The uniqueness of being a student during this unprecedented time, in addition to preparing my English 1101 curriculum for the upcoming semester – yes, fall 2020 would be my first semester ever teaching – is unparalleled to date. However, I must admit that these previous twenty-eight months have taught me more about writing, teaching, and learning processes than I ever thought possible. During this time of significant personal growth and reflection, I gained a newfound understanding and appreciation of the diversity of the English language, its complexities, and, therefore, extensions to its many uses. Furthermore, my students have taught me more about the term inclusivity than I could ever teach them; after a year’s worth of academic field research, I am convinced now more than ever that there is a significant need to re-evaluate the fundamental elements of language acquisition and usage to understand better how to facilitate an inclusive first-year English Composition classroom.

The Diversity of World Englishes: Socio-literate and Socio-cultural Variances

For my graduate capstone/thesis project, I decided to do just that. My ah-ha moment was sitting in a World Englishes course, trying to understand the premise behind Kachru’s three circles of English model, utterly perplexed as to how there was discussion of more than one version of English. I contemplated dropping the course because I felt as though I was horrifically behind the other students – and this was the first week of classes. However, my professor was engaging, and curiosity inspired me to continue. One of the primary takeaways from the course was how globalization continuously fuels the diversification of the English language as descriptive uses of said language seem to have become the standard outside of academia in situations such as when English is primarily used as a lingua franca.

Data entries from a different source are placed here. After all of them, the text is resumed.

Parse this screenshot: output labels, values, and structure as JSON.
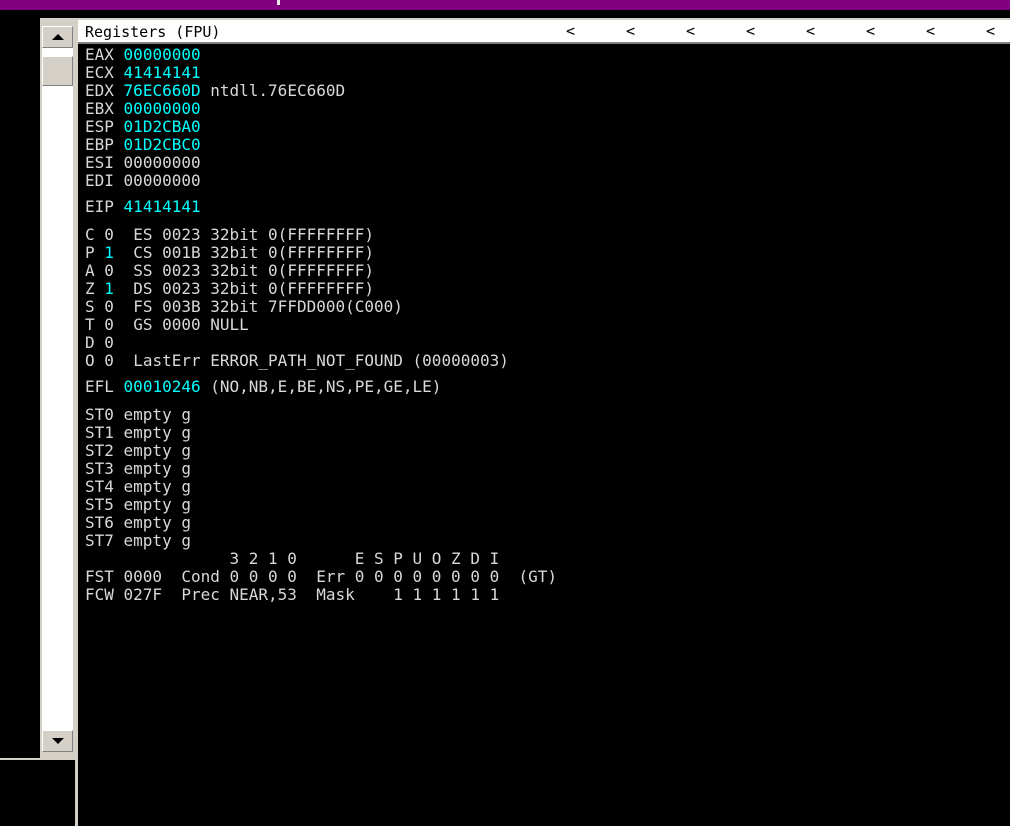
{
  "panel_title": "Registers (FPU)",
  "chevrons": [
    "<",
    "<",
    "<",
    "<",
    "<",
    "<",
    "<",
    "<"
  ],
  "registers": [
    {
      "name": "EAX",
      "value": "00000000",
      "note": ""
    },
    {
      "name": "ECX",
      "value": "41414141",
      "note": ""
    },
    {
      "name": "EDX",
      "value": "76EC660D",
      "note": "ntdll.76EC660D"
    },
    {
      "name": "EBX",
      "value": "00000000",
      "note": ""
    },
    {
      "name": "ESP",
      "value": "01D2CBA0",
      "note": ""
    },
    {
      "name": "EBP",
      "value": "01D2CBC0",
      "note": ""
    },
    {
      "name": "ESI",
      "value": "00000000",
      "note": ""
    },
    {
      "name": "EDI",
      "value": "00000000",
      "note": ""
    }
  ],
  "eip": {
    "name": "EIP",
    "value": "41414141"
  },
  "flags": [
    {
      "flag": "C",
      "val": "0",
      "rest": "  ES 0023 32bit 0(FFFFFFFF)"
    },
    {
      "flag": "P",
      "val": "1",
      "rest": "  CS 001B 32bit 0(FFFFFFFF)"
    },
    {
      "flag": "A",
      "val": "0",
      "rest": "  SS 0023 32bit 0(FFFFFFFF)"
    },
    {
      "flag": "Z",
      "val": "1",
      "rest": "  DS 0023 32bit 0(FFFFFFFF)"
    },
    {
      "flag": "S",
      "val": "0",
      "rest": "  FS 003B 32bit 7FFDD000(C000)"
    },
    {
      "flag": "T",
      "val": "0",
      "rest": "  GS 0000 NULL"
    },
    {
      "flag": "D",
      "val": "0",
      "rest": ""
    },
    {
      "flag": "O",
      "val": "0",
      "rest": "  LastErr ERROR_PATH_NOT_FOUND (00000003)"
    }
  ],
  "efl": {
    "name": "EFL",
    "value": "00010246",
    "note": "(NO,NB,E,BE,NS,PE,GE,LE)"
  },
  "st": [
    "ST0 empty g",
    "ST1 empty g",
    "ST2 empty g",
    "ST3 empty g",
    "ST4 empty g",
    "ST5 empty g",
    "ST6 empty g",
    "ST7 empty g"
  ],
  "fpu_header": "               3 2 1 0      E S P U O Z D I",
  "fst": "FST 0000  Cond 0 0 0 0  Err 0 0 0 0 0 0 0 0  (GT)",
  "fcw": "FCW 027F  Prec NEAR,53  Mask    1 1 1 1 1 1",
  "colors": {
    "highlight": "#00ffff",
    "text": "#d8d8d8",
    "title_bar": "#800080"
  }
}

Additionally, I took a course on understanding writing as a process, where multimodal mediums were integrated into writing assignments and curriculum design. Consider the extraordinary realization that said use of technology increases societal connectivity, fostering a translingual paradox. The rest is history, which is best captured in the below-attached capstone project. Although, I would be remiss not to mention my most significant takeaway from this project, which happens to be a cliché that my mother used to tell me growing up: People may forget your words or actions, but they will never forget how you make them feel.

A Multimodal Reality


The purpose of this study was to compare student perspectives on inclusivity in the first-year English composition classroom viewed explicitly through two distinct lenses: 1. a pre-post survey design that measures students’ perceptions of classroom inclusivity and 2. instructor-perceived observations that reflect upon methods of pedagogical delivery within a multimodal framework. The results provide a further understanding of how curriculum is being received in a diverse academic environment utilizing blended instructional modalities. While all students did not embrace purposeful means of translanguaging via code-meshing in classroom formative and summative writing opportunities, 100% of students surveyed indicated experiencing inclusivity in the current classroom/curriculum. Study limitations and the need for further research are discussed as well.

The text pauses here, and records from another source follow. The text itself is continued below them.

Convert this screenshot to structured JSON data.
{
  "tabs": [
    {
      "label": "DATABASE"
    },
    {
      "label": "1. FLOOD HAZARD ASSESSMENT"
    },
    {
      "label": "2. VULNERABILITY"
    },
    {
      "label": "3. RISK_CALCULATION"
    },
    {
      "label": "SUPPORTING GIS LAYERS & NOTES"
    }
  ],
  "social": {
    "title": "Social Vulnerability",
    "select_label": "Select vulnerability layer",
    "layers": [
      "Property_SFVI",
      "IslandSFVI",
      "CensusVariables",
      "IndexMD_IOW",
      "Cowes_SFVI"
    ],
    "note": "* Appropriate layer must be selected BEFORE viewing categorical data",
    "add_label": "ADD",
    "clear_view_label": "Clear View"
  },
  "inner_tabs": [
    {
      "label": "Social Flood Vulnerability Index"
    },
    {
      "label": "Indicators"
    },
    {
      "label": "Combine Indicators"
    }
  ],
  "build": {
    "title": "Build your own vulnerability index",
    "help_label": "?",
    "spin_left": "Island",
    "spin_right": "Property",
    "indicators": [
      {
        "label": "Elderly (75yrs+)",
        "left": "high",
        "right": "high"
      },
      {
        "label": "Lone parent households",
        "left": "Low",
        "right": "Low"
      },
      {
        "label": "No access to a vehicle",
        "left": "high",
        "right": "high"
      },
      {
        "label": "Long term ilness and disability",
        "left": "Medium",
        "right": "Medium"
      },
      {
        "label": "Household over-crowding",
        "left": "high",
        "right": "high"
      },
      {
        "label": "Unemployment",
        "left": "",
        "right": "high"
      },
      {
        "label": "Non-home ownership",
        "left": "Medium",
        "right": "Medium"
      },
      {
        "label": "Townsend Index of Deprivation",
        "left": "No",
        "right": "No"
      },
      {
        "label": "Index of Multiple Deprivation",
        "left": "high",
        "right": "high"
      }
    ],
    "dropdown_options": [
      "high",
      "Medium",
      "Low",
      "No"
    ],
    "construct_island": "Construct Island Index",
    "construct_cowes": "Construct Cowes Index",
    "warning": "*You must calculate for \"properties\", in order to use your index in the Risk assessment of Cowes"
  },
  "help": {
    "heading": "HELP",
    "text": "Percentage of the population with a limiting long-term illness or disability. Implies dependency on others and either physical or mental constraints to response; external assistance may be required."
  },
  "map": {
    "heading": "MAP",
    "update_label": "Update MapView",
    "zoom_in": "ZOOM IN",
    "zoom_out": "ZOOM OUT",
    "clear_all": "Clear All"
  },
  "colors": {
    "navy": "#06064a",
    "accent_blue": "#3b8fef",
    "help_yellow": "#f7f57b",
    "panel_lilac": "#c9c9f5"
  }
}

Student-Perceived Inclusivity in the FYC Classroom: Embracing Multilingualism may be accessed via the Kennesaw State University Digital Commons. A PDF-version is also provided below.


Achieving a Student-Perceived Inclusive FYC Classroom


In conclusion, we – all of humanity – live in a globalized and multimodal world, one that is significantly enhanced and shaped through the sharing of language, culture, and ideas. Therefore, the evolution of written and spoken language continues to take on descriptive roles that facilitate communication between speakers of varying languages. For this reason alone, as an educator, I owe it to my students to aid them in successfully maneuvering in a multilingual/multimodal capacity in their academic and professional careers. While there are many questions to be answered when it comes to the best practices of acknowledging and integrating multilingualism in a collegiate English Composition classroom, as witnessed in the results of this study, translanguaging (the merging and/or mixing of lexical and syntactic components of multiple languages/dialects in spoken and written language) is a concept that represents today’s communicative realities.

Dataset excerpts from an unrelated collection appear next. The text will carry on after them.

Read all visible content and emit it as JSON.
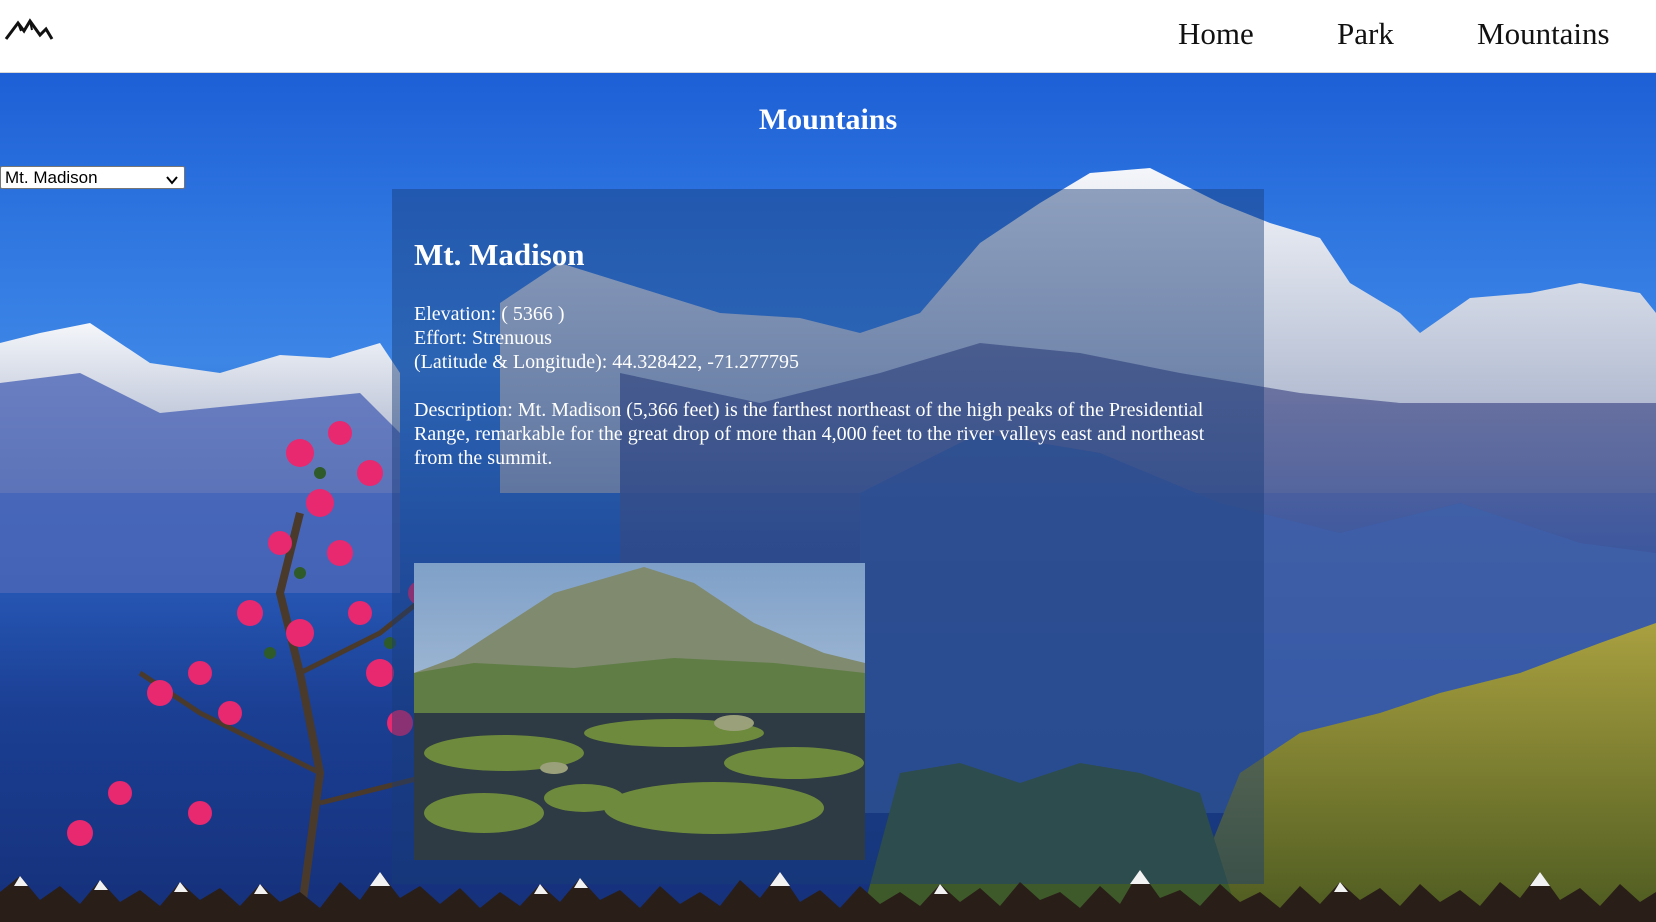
{
  "header": {
    "logo_icon": "mountain-logo-icon",
    "nav": {
      "home": "Home",
      "park": "Park",
      "mountains": "Mountains"
    }
  },
  "hero": {
    "title": "Mountains",
    "select": {
      "selected": "Mt. Madison"
    }
  },
  "mountain": {
    "name": "Mt. Madison",
    "elevation_line": "Elevation: ( 5366 )",
    "effort_line": "Effort: Strenuous",
    "coords_line": "(Latitude & Longitude): 44.328422, -71.277795",
    "description": "Description: Mt. Madison (5,366 feet) is the farthest northeast of the high peaks of the Presidential Range, remarkable for the great drop of more than 4,000 feet to the river valleys east and northeast from the summit."
  },
  "colors": {
    "card_overlay": "rgba(25, 60, 120, 0.45)",
    "sky_blue": "#2f76e0",
    "ridge_dark": "#2a1e18"
  }
}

Furthermore, as an educator, it is imperative that I continuously re-evaluate my teaching materials. By integrating both implicit and explicit reading, writing, and speaking opportunities that introduce cultural and linguistic diversity, I hope to facilitate a more inclusive student-perceived FYC classroom while encouraging students to capitalize on their socio-cultural and socio-literate experiences through elements of voice and tone, enhancing authenticity and diversity in English composition deliverables.